Commercial concrete is a mixture of cement, sand, and stone aggregate that, after the addition of water, slowly hardens together into a rigid structure. Stresses within concrete structures are typically of three primary types: compressive (where particles are crushed together), tensile (where particles are pulled apart), and shear (where one section of a structure is pressured to slide upon an adjacent section).
Unreinforced concrete structures often have good resistance to compressive stresses. However, any significant tensile stresses tend to cause undesirable cracking and separation since concrete is relatively weak in tension. To address this problem, concrete structures are typically reinforced by embedding smaller solid members made of material(s) with high strength in tension. Typically, the smaller members include round steel bars with roughened surfaces, often called “reinforcing steel,” “reinforcing bar,” or “rebar.” Reinforced concrete structures are available commercially in many shapes and sizes, such as slabs, beams, footings, and flat foundations.
Unfortunately, in some concrete structures, shear forces can be concentrated, and a condition called “diagonal tension” is created. When a flat concrete slab (such as a concrete floor slab) is suspended and supported by columns (usually of concrete), the weight of the slab and the load that the slab supports are transferred to the columns through relatively small zones of concrete surrounding the columns. Each of these zones is subject to (i) vertical shear forces resulting from the weight and load of the slab and (ii) internal horizontal shear stress resulting from high bending moments in that area. The combination of high vertical shear stress and high horizontal shear stress creates diagonal tension stress in areas around the columns. Diagonal tension stress is problematic because concrete is particularly weak in tension and the diagonal orientation of potential crack zones makes it difficult for typical rebar installation patterns to work effectively. Also, the relatively thin vertical dimension of the concrete slab can limit the length of rebar that can be used, further reducing its effectiveness.

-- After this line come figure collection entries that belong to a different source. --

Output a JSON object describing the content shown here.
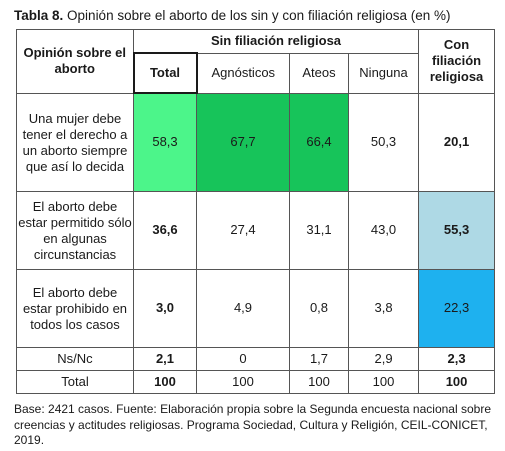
{
  "title": {
    "lead": "Tabla 8.",
    "text": "Opinión sobre el aborto de los sin y con filiación religiosa (en %)"
  },
  "table": {
    "header": {
      "opinion": "Opinión sobre el aborto",
      "sin_group": "Sin filiación religiosa",
      "con_group": "Con filiación religiosa",
      "subcolumns": [
        "Total",
        "Agnósticos",
        "Ateos",
        "Ninguna"
      ]
    },
    "rows": [
      {
        "label": "Una mujer debe tener el derecho a un aborto siempre que así lo decida",
        "values": [
          "58,3",
          "67,7",
          "66,4",
          "50,3",
          "20,1"
        ]
      },
      {
        "label": "El aborto debe estar permitido sólo en algunas circunstancias",
        "values": [
          "36,6",
          "27,4",
          "31,1",
          "43,0",
          "55,3"
        ]
      },
      {
        "label": "El aborto debe estar prohibido en todos los casos",
        "values": [
          "3,0",
          "4,9",
          "0,8",
          "3,8",
          "22,3"
        ]
      },
      {
        "label": "Ns/Nc",
        "values": [
          "2,1",
          "0",
          "1,7",
          "2,9",
          "2,3"
        ]
      },
      {
        "label": "Total",
        "values": [
          "100",
          "100",
          "100",
          "100",
          "100"
        ]
      }
    ],
    "highlight_colors": {
      "light_green": "#4cf58a",
      "green": "#17c45a",
      "light_blue": "#aed9e5",
      "blue": "#1eb1ef"
    }
  },
  "footnote": "Base: 2421 casos. Fuente: Elaboración propia sobre la Segunda encuesta nacional sobre creencias y actitudes religiosas. Programa Sociedad, Cultura y Religión, CEIL-CONICET, 2019."
}
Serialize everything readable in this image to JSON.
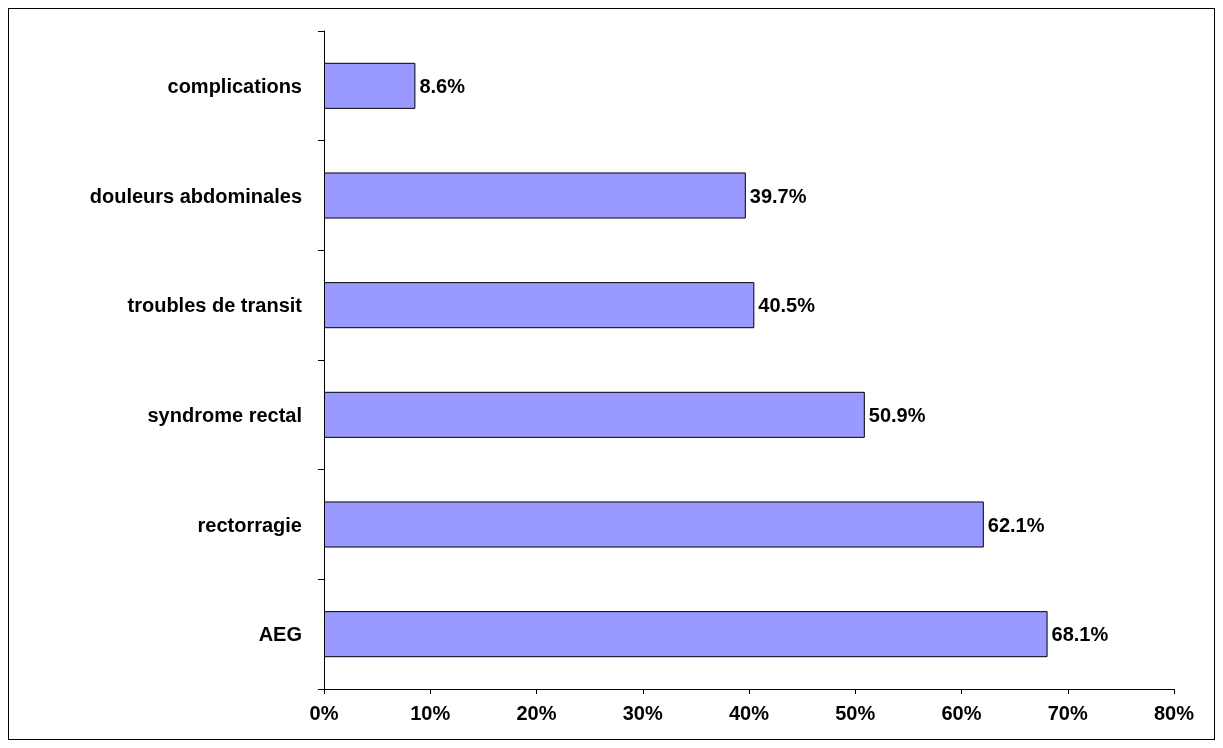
{
  "chart_data": {
    "type": "bar",
    "orientation": "horizontal",
    "categories": [
      "complications",
      "douleurs abdominales",
      "troubles de transit",
      "syndrome rectal",
      "rectorragie",
      "AEG"
    ],
    "values": [
      8.6,
      39.7,
      40.5,
      50.9,
      62.1,
      68.1
    ],
    "value_labels": [
      "8.6%",
      "39.7%",
      "40.5%",
      "50.9%",
      "62.1%",
      "68.1%"
    ],
    "color": "#9999ff",
    "xlim": [
      0,
      80
    ],
    "xticks": [
      {
        "value": 0,
        "label": "0%"
      },
      {
        "value": 10,
        "label": "10%"
      },
      {
        "value": 20,
        "label": "20%"
      },
      {
        "value": 30,
        "label": "30%"
      },
      {
        "value": 40,
        "label": "40%"
      },
      {
        "value": 50,
        "label": "50%"
      },
      {
        "value": 60,
        "label": "60%"
      },
      {
        "value": 70,
        "label": "70%"
      },
      {
        "value": 80,
        "label": "80%"
      }
    ],
    "grid": false
  }
}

For this reason, supported concrete structures are typically reinforced in the areas around columns or other supporting structures using short smooth vertical steel studs to provide reinforcement. This is done to prevent tensile failure, crack propagation, and consequent structural collapse. However, conventional approaches often provide reinforcement that helps restrain or minimize cracking or breaking only after the cracking or breaking has been initiated. These conventional approaches are typically unable to prevent cracking or breaking from occurring in the first instance. As a result, the concrete and steel studs generally operate sequentially rather than together. That is, the concrete carries much of the load until cracks occur, at which point significantly all of the load is transferred to the steel studs in the cracked area(s) of the concrete.